When we meet with people or hear them on the phone, we get cues as to their intent and emotional state. It's much harder with words on a screen -- especially when you are communicating with people you don't know very well. But even individuals who are longtime colleagues can sometimes send messages that are easy to misinterpret. You can read a lot of negativity into a cryptic message. Here is an example from my own career.
I once had a client who used a collaboration platform to review art and copy. She was a harried person, doing a great deal of work with a number of agencies. Not well liked, I admit, though I didn't share the distaste. She just wasn't all that great with people, though her intentions weren't malicious in any way.

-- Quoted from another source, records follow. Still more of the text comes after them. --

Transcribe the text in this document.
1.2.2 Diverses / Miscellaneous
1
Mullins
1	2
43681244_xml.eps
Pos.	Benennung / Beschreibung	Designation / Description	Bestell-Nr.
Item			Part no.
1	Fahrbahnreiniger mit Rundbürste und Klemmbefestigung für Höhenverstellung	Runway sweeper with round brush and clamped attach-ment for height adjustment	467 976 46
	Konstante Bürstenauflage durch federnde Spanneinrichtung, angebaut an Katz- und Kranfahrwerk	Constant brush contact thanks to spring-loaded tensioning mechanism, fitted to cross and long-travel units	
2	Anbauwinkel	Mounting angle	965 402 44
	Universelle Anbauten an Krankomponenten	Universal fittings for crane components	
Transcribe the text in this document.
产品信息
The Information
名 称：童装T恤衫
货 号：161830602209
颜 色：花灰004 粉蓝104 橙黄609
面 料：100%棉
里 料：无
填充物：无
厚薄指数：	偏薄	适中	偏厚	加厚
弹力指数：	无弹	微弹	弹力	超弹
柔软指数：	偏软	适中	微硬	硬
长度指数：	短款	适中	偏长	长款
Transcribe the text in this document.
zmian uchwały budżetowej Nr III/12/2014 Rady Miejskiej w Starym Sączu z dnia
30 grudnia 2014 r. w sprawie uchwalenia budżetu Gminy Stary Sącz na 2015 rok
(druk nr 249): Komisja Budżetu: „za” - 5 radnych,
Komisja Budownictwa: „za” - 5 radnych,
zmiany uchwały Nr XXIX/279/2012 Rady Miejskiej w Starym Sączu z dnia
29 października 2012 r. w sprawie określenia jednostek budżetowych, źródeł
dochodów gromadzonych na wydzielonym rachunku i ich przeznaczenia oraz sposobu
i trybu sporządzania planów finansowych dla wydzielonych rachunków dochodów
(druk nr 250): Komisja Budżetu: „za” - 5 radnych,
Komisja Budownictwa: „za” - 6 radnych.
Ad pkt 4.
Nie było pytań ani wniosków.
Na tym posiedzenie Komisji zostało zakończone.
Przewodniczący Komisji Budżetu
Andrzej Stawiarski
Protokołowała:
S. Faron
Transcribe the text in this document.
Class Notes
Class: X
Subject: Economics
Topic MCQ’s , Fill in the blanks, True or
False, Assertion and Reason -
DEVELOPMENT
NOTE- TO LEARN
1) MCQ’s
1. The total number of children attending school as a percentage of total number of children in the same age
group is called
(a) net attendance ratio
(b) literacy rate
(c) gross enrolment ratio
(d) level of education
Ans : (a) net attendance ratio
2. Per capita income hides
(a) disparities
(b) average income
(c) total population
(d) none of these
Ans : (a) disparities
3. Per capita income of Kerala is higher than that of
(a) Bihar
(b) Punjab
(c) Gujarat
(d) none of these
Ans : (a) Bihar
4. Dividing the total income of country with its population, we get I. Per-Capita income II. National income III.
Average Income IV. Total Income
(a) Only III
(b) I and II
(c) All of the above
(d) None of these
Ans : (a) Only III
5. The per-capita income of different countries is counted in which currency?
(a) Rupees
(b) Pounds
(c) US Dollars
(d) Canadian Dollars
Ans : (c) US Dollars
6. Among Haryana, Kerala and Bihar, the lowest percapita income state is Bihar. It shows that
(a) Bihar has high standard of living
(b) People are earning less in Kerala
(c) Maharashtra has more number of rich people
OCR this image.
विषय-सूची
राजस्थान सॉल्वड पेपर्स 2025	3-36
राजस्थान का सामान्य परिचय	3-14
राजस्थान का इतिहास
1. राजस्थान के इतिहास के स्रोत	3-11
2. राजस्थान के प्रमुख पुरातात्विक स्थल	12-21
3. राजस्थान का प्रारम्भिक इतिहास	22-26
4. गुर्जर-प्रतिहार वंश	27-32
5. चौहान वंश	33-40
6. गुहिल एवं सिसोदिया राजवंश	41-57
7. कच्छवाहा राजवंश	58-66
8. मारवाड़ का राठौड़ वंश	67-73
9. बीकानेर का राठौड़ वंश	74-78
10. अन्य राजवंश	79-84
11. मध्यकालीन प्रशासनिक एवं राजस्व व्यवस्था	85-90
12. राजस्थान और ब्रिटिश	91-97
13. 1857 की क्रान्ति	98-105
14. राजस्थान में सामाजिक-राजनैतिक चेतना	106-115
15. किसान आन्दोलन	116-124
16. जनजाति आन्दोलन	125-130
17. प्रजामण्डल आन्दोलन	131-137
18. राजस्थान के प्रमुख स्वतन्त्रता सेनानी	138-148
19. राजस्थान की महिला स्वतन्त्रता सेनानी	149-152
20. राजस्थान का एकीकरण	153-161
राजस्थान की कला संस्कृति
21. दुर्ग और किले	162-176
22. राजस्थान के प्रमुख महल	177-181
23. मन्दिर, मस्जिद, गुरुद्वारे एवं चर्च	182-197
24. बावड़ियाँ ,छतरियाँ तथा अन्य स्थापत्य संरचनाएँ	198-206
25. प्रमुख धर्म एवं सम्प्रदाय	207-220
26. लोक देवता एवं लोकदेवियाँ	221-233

And she made sure the invoices got paid on time. (That's nice.) We got an assignment that required a new white paper be ghosted in just two days. I sent a draft white paper to her for review and heard nothing back for a day. The following morning I received a four-word email:
Re: WhitepaperUnclear. Resubmit this AM.
After many years of working in marketing services, I flatter myself that I am pretty good at interpreting client comments. But that was mind-boggling. Oh, the midnight oil burned. And it was a good document, despite minimal direction. And now I was to rewrite the paper in a morning, with no idea as to why what had been delivered the day before was unacceptable?
I started penning a poison keyboard email. I spent about 45 minutes on it. Oh, the indignation. Oh, the personal inventory I took. And just as I was spell-checking it and dialing up the flames, I got a second email:
Re: WhitepaperPDF came through blank for some reason. Please resave the PDF and resubmit.
Instant messages can be even worse. "Do it now" can read like a request or a command from an overseer.